先週に引き続き、夏期課題をお届けいたします。

前回のはこちら。

今回は「2015年一橋大学」を題材にnote講義を行っていきます。

問題を入手したうえで実施してください。博耕房のハイレベル受講生は配布されたプリントをご利用ください。

◇今回の題材

今回は齋藤希史氏の『漢字世界の地平』が題材でした。氏の文章は2014年のセンター試験でも使用されていましたね。

◇文章内容の確認

※段落番号を振ったうえで確認してください。引用を除いて9段落になるはずです。

【第一のまとまり】①~④段落 「語」=「シーニュ」とは?

① 一般的な「言語」学の概念についての小林英夫の訳
・ シニフィエ (=意) → 「所記」
・ シニフィアン(=音) → 「能記」
➡ しかし、シーニュ(=語)にまつわる言葉に「記」と充てることは誤りである。<筆者の立場>

② 「記」とは「書記」に関わる動詞
➡ そもそもそこに「意味する」という語義はない

③ そもそも「シーニュ」に「記号」の意味を持たせることが誤り
※ここでは「語」の「記号」という側面を取り上げていることに留意。

➡ 日本語の「記号」「ほとんどの場合、外形的に固定された、もしくは一定の形態をもったもの」という意味。

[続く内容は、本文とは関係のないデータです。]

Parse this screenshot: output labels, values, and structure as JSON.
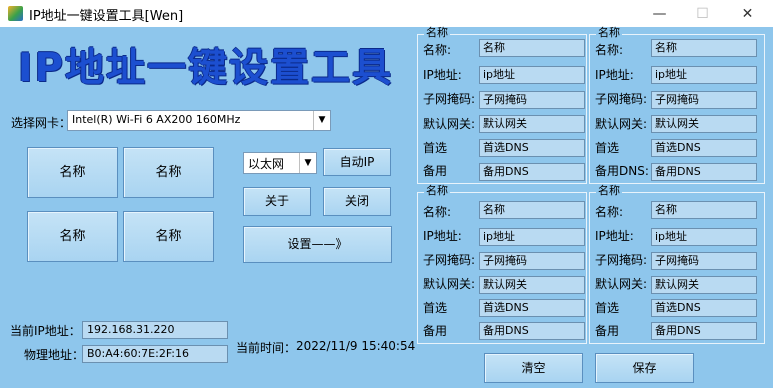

④ しかし、「シーニュ」は「それ自体が意味であり表現」であり、「意味することそのものが何らかのかたちとして知覚されたもの」であり、「記されて固定されるようなもの」ではない

「意も音(動作や表情)も、時間軸に沿って知覚され、上書きされる(=変化する/固定的ではない))」ものなのである。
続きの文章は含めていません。